Thanks to the aid of this web site, I was able to come up with a solution, use grep and xargs to process each file found.
The best solution was:
grep -lr -e 'string_to_look_for' path/to/root/of/tree | xargs perl -p -i.bak -e ’s/string_to_look_for/string_to_replace_it_with/g’ *
This NOTE: the -i.bak in the Perl command makes a backup of the file before it is processed.
In my case, I was looking for the string /home/hosting/webs/clientname/website/web, which contains the forward slash (/) so I could not use the standard regex forward slash perl normally wants. However, you can use just about any delimiter here, so I chose a pipe (|). My result was:
grep -lr -e '/home/hosting/webs/' /var/www/domainname/web/* | xargs perl -p -i.bak -e 's|/home/hosting/webs/client/domain/web|/var/www/domain/web/|g'
Breaking this down:
- grep -lr -e '/home/hosting/webs/' /var/www/domainname/web/ -- Look in all files under /var/www/domainname/web (recursively) for any content matching '/home/hosting/webs' and pass the file name to STDOUT
- xargs -- This is the greatest command. Takes the incoming list (from STDIN) and processes some command on it.
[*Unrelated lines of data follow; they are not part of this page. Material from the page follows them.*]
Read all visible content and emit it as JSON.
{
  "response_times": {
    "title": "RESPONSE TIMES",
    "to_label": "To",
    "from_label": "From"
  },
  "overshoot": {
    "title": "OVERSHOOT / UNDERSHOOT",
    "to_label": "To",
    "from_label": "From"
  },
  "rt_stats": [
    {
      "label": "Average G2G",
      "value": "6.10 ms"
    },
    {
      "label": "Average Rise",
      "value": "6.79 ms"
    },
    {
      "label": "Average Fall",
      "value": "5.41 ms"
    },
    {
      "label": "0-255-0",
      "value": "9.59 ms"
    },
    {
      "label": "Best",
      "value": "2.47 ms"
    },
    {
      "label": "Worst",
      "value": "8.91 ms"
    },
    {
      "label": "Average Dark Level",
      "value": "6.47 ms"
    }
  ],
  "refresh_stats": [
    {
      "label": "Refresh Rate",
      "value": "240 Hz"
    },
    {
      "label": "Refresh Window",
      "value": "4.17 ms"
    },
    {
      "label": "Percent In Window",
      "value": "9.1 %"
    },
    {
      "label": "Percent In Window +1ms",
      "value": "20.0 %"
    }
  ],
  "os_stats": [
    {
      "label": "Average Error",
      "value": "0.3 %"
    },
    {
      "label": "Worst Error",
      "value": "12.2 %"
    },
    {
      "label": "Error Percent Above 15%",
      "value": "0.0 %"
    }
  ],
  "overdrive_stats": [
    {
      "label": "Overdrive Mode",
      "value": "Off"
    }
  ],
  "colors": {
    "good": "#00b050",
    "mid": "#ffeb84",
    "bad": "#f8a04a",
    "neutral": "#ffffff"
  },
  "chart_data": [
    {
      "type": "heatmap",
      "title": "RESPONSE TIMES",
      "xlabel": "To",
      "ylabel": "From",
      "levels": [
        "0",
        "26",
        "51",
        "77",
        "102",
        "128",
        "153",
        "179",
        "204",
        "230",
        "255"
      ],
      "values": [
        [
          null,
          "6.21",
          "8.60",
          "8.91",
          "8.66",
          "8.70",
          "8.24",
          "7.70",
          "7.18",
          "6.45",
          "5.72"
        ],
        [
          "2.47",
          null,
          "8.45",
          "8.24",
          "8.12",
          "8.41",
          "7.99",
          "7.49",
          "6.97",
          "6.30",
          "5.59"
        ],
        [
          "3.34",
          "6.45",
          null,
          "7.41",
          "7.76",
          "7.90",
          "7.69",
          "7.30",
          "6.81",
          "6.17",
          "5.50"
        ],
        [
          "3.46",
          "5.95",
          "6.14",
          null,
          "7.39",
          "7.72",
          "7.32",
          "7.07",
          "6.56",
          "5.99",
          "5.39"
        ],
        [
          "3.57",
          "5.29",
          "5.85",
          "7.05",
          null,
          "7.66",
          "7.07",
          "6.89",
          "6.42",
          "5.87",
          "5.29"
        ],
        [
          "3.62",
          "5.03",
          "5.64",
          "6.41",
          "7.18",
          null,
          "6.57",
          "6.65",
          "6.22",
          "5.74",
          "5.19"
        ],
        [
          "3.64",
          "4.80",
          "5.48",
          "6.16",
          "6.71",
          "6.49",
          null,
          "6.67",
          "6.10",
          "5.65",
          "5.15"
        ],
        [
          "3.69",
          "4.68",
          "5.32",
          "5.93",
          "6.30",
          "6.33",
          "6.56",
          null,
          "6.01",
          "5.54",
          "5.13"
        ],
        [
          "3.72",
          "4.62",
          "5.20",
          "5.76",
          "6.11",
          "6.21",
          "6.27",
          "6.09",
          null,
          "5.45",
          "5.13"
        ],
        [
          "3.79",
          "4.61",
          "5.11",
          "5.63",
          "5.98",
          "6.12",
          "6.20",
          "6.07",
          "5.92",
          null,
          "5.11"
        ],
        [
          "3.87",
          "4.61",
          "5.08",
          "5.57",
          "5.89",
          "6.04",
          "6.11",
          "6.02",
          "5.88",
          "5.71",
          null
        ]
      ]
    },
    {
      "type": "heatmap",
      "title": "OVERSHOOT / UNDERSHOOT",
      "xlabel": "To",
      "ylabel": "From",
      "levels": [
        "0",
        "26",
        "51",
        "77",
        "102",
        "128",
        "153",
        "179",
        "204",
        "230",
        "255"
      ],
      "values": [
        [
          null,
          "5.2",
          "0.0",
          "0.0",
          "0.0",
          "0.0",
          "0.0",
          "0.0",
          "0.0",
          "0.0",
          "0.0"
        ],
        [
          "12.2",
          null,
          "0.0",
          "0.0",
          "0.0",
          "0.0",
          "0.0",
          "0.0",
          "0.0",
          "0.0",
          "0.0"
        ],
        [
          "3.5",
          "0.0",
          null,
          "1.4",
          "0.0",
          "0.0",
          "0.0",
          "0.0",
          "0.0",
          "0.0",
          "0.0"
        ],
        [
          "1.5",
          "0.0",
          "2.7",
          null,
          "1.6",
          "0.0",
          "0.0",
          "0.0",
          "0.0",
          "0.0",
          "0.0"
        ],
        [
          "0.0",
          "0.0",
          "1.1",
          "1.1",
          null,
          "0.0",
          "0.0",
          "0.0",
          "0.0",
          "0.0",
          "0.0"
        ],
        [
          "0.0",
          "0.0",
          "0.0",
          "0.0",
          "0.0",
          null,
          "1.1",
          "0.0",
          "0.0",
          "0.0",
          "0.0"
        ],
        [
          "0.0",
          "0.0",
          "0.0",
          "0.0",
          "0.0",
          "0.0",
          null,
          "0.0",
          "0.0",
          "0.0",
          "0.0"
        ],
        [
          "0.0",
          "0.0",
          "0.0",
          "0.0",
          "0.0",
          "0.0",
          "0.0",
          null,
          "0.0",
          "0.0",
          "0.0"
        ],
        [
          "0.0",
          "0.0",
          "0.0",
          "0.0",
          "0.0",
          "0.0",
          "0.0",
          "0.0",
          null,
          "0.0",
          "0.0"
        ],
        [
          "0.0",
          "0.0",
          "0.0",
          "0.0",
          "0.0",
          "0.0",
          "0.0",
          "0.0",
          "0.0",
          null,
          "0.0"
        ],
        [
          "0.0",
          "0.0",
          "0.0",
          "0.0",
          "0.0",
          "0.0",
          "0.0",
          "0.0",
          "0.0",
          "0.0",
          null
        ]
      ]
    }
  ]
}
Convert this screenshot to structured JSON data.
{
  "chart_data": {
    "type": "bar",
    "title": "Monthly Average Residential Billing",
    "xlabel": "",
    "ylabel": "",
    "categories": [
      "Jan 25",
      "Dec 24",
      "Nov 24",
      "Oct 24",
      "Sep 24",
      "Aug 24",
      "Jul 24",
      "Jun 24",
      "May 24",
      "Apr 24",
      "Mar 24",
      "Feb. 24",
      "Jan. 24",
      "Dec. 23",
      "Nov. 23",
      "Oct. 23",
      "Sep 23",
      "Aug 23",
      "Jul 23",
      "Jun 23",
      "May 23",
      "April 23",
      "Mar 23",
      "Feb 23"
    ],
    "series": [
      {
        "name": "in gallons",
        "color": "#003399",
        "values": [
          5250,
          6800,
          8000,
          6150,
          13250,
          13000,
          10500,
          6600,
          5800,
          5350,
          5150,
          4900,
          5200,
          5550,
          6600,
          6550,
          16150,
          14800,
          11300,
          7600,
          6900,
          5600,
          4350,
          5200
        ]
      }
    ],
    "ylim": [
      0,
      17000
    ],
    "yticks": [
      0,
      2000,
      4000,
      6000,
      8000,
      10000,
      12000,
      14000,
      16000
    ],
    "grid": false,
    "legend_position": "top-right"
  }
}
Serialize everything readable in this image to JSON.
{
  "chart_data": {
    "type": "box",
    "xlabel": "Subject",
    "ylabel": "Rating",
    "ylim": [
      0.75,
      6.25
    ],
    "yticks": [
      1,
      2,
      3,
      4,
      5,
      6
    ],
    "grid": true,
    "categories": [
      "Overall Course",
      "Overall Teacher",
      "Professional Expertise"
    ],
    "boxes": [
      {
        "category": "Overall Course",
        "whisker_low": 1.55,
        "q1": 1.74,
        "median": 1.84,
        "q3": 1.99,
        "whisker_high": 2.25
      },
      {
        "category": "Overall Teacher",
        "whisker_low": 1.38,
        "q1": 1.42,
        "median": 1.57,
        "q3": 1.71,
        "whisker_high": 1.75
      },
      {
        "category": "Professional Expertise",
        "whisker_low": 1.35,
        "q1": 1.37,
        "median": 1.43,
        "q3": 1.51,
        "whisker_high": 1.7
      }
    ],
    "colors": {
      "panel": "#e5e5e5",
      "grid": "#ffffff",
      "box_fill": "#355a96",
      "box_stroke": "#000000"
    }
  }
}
- perl -p -i.bak -e 's|/home/hosting/webs/client/domain/web|/var/www/domain/web/|g' -- Run perl by iterating over all the file names passed in (-p), overwriting it after making a backup (-i.bak means modify file in place, after creating a backup file with .bak suffix) and running the search and replace regex on the contents of the file (-e means "run the following as a one liner program).
The result was a very rapid replacement of all the path problems.